Founded in 2009, Thesys Technologies, a trading technology provider, beat out the Financial Industry Regulatory Authority and SunGard Data Systems.
Called the “Hubble telescope” by one regulator, the so-called Consolidated Audit Trail, or CAT, will be a single data warehouse to collect the millions of orders and quotes that daily pass across US equity and options markets in real time.
It was born out of the 2010 flash crash when stocks gyrated rapidly for 20 minutes. The situation revealed that authorities had little understanding of the fractured, complex nature of modern markets, where data and trading can be executed faster than the blink of an eye across dozens of venues.
“We’re confident in Thesys’s management, technology and resources to implement this important regulatory initiative,” said the operating committee of the CAT, which consists primarily of US exchanges.
A spokesperson declined to comment on a timeline to begin building the CAT.
In November, the Securities and Exchange Commission approved a plan to introduce the CAT, leaving the choice of who will run the system as the next step. The regulator has estimated that the system could cost the industry $2.4bn initially and then $1.7bn a year to run.
Industry concerns over cost, size and complexity have dogged the CAT project. Some observers have expressed that it is still lacking certain elements. It would not, for example, include information on the futures market where the flash crash is believed to have begun.
“The current version of the CAT is kind of like a football stadium with no bathrooms: sure, the playing field and seats are built, but to be truly useful, it’s definitely going to need more features,” said Tyler Gellasch, executive director of Healthy Markets Association, a non-profit group focused on market structure reform.
He nonetheless was hopeful that the current iteration would “lay the foundation for improvements that can be helpful in the future”.

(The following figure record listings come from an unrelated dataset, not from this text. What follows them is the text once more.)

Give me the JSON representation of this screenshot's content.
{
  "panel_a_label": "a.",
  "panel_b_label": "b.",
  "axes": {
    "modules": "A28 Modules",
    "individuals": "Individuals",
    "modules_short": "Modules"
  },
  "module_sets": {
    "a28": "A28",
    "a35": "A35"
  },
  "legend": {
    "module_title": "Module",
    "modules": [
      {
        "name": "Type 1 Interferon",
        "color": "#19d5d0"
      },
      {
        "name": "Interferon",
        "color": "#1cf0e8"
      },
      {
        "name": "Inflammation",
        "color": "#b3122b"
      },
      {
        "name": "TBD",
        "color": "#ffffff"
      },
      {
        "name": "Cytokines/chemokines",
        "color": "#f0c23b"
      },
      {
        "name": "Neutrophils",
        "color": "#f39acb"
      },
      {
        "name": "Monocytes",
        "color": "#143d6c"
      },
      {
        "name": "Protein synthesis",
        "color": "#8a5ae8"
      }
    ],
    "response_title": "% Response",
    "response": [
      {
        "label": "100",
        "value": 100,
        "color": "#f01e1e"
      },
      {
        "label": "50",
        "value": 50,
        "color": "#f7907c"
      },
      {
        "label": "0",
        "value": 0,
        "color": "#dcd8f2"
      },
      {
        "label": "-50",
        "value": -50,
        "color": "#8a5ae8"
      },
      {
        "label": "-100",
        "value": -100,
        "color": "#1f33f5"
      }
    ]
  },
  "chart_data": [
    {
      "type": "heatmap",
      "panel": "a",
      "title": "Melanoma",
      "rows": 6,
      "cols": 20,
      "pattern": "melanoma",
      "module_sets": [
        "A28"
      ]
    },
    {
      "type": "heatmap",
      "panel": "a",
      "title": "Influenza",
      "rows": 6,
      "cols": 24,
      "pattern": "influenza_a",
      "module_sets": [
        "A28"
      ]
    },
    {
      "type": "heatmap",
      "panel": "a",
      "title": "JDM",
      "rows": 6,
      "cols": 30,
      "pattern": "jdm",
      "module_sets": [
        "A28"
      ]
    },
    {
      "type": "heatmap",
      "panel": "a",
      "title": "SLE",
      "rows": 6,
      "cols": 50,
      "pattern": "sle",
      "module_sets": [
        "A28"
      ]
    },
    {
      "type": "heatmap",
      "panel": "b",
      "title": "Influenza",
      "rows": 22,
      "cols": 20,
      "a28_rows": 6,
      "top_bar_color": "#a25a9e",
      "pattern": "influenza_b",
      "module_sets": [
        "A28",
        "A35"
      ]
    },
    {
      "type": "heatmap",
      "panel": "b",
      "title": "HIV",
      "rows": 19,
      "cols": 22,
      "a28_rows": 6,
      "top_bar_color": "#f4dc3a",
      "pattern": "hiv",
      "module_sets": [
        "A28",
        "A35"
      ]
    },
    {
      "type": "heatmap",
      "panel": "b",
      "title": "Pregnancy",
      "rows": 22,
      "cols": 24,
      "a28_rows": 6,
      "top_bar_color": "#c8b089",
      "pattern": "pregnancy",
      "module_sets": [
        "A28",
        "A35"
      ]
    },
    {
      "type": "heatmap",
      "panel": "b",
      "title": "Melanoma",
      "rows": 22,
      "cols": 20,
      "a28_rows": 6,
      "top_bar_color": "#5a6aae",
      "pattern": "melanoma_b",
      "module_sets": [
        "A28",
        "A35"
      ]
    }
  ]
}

US stock exchanges and Finra must begin reporting to the CAT in 2018, while large broker dealers have two years and small broker dealers have three years.
Once completed, the CAT would be the world’s largest repository of securities transactions. It would have to be able to process more than 58bn records of orders and quotes a day.
Thesys is a unit of New Jersey-based Tradeworx, which provided the SEC’s surveillance program known as “Midas”. The Market Information Data and Analytics System collects and processes data from the consolidated records of the exchanges as well as about 1bn records daily from proprietary feeds.
Larry Tabb, founder of the Tabb Group, a capital markets consultancy, said that Thesys was the outside candidate.
“Thesys has great technology, but the challenge is that they are small, and this is a major project that will last years and could run — all in — into the billions [of dollars],” he said.